Same thing with AMD, btw.

I'm fine with ARM, hopefully future iterations of the ASUS C201[1] are portable to Libreboot in the future by the time I'm shopping for a new laptop. It won't be for a while, I hate giving these scum freedom denying companies my money for locked down puke.

[1]: https://libreboot.org/docs/hcl/c201.html

> RISC-V, save us!

You presented evidence that hardware vendors write awful firmware code - why will these people write decent firmware as soon as RISC-V comes, i.e. what evidence do you have that we won't have the "accepted" behaviour of having RISC-V and bad firmware?

The point is that RISC-V will be documented; you don't need to blindly accept whatever firmware is bundled, because it's possible to write alternative firmware. This is actually the case for a lot of embedded processors and SoCs too, but it doesn't do as much good their because even when things are sufficiently documented they're still not actually standardized. Given the opportunity, projects like coreboot and OpenWRT produce great results.
The problem there is that x86 is well-documented too. Painfully so in a lot of cases. Overly so in some. You can get, with a few clicks, the documentation, including pinouts, register settings, etc for any processor Intel has, the chipset, peripheral controllers, pretty much everything. The biggest thing you can't get documentation for is the $10 thunderbolt controller some boards have, for asinine reasons. The problem more is the companies that make the boards farm out the coding to the lowest common denominator, so all that gory documentation goes to waste all too often. RISC-V isn't going to save us from crappy motherboards, unfortunately.
I like to hope and pray that since RISC-V was found on the principles of royalty free open instruction sets and blueprints that anyone who sockets the architecture might follow through.

A lot of the problems with x86 motherboard vendors is probably that they legally cannot disclose a lot of the internal documentation and code handed them from Intel, because Intel uses some of it as a trade secret against ARM / AMD.

Intel gives a fuckton of information to any and everyone, they submit code to the TianoCore project, they pretty much bend over backward to say, "here, take this, make your stuff not suck." The UEFI forum's pretty similar in access to tools and specifications. This all comes down to a race to the bottom for coders because software's a liability to a lot of the companies developing hardware, even if things are handed to them pretty much on a silver platter.

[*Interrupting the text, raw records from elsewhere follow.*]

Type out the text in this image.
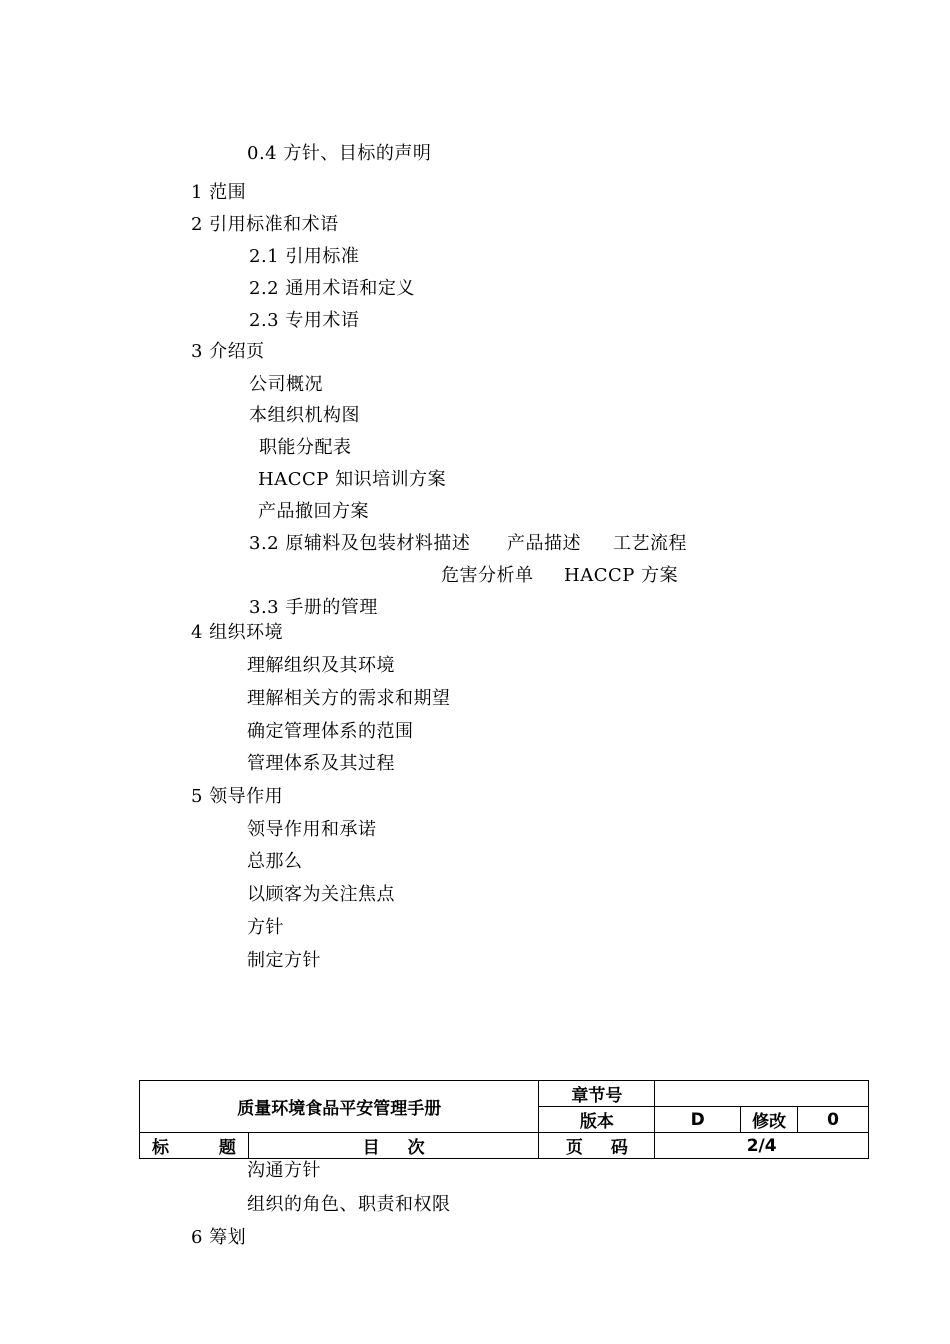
0.4 方针、目标的声明
1 范围
2 引用标准和术语
2.1 引用标准
2.2 通用术语和定义
2.3 专用术语
3 介绍页
公司概况
本组织机构图
职能分配表
HACCP 知识培训方案
产品撤回方案
3.2 原辅料及包装材料描述 产品描述 工艺流程
危害分析单 HACCP 方案
3.3 手册的管理
4 组织环境
理解组织及其环境
理解相关方的需求和期望
确定管理体系的范围
管理体系及其过程
5 领导作用
领导作用和承诺
总那么
以顾客为关注焦点
方针
制定方针
质量环境食品平安管理手册		章节号			
		版本	D	修改	0

标 题	目 次	页 码	2/4		
沟通方针
组织的角色、职责和权限
6 筹划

Poke around Intel's firmware developer center http://firmware.intel.com/develop . There's pretty much everything there you need to make a firmware that isn't terrible, but companies will find a way to provide one anyway.

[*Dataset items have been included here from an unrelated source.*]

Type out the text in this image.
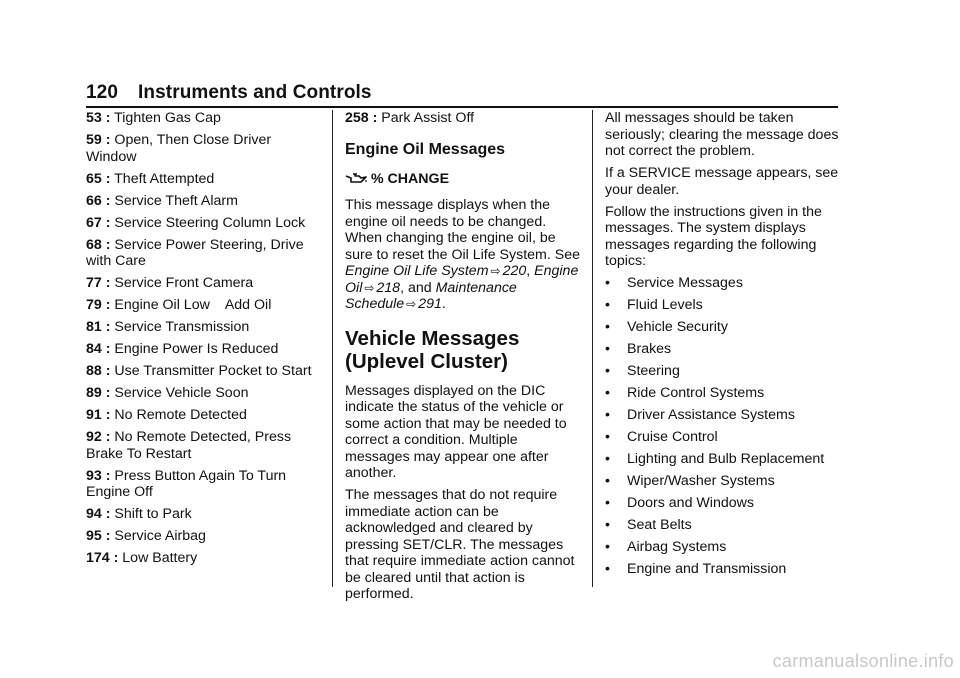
120 Instruments and Controls

53 : Tighten Gas Cap

59 : Open, Then Close Driver Window

65 : Theft Attempted

66 : Service Theft Alarm

67 : Service Steering Column Lock

68 : Service Power Steering, Drive with Care

77 : Service Front Camera

79 : Engine Oil Low    Add Oil

81 : Service Transmission

84 : Engine Power Is Reduced

88 : Use Transmitter Pocket to Start

89 : Service Vehicle Soon

91 : No Remote Detected

92 : No Remote Detected, Press Brake To Restart

93 : Press Button Again To Turn Engine Off

94 : Shift to Park

95 : Service Airbag

174 : Low Battery

258 : Park Assist Off

Engine Oil Messages
% CHANGE

This message displays when the engine oil needs to be changed. When changing the engine oil, be sure to reset the Oil Life System. See Engine Oil Life System ⇨ 220, Engine Oil ⇨ 218, and Maintenance Schedule ⇨ 291.

Vehicle Messages (Uplevel Cluster)

Messages displayed on the DIC indicate the status of the vehicle or some action that may be needed to correct a condition. Multiple messages may appear one after another.

The messages that do not require immediate action can be acknowledged and cleared by pressing SET/CLR. The messages that require immediate action cannot be cleared until that action is performed.

All messages should be taken seriously; clearing the message does not correct the problem.

If a SERVICE message appears, see your dealer.

Follow the instructions given in the messages. The system displays messages regarding the following topics:

•	Service Messages
•	Fluid Levels
•	Vehicle Security
•	Brakes
•	Steering
•	Ride Control Systems
•	Driver Assistance Systems
•	Cruise Control
•	Lighting and Bulb Replacement
•	Wiper/Washer Systems
•	Doors and Windows
•	Seat Belts
•	Airbag Systems
•	Engine and Transmission
carmanualsonline.info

I'm not seeing where firmware.intel.com has any documentation for stuff that's lower-level than EFI modules and drivers. They've got a Firmware Support Package that "provides a binary package to initialize the processor, memory controller, and Intel chipset initialization functions", but only for some mobile and embedded platforms. Otherwise, they seem to just refer you to Phoenix, AMI, and friends so you can license their buggy stuff to build a custom GUI for. There's really not much benefit to the community in making it possible to build better EFI modules if you've got no way to integrate them into a usable replacement firmware for your existing hardware.
The real problem is that SoCs are SoCs, not Cs. The peripherals (networking, graphics, disk interface, etc.) don't necessarily need to be open on a RISC-V processor.
This is also true with ARM, which is why I doubt RISC-V is a solution to the problem of bad firmware and/or lack of SoC documentation. ARM is "open" in the sense that the CPU architecture is publicly documented --- you just can't legally implement the CPU without licensing it from ARM.

FYI the pre-Pentium subset of x86 has been public-domain and free of patents for a long time, and I believe several more Pentium-level patents are going to expire soon, so in that sense a lot of the basic x86 instruction set is more open than ARM. No doubt if RISC-V becomes popular there will be plenty of proprietary extensions to it too.

The good news is that the eg Intel FSP firmware blobs would not be the problem in cases like this and never would be.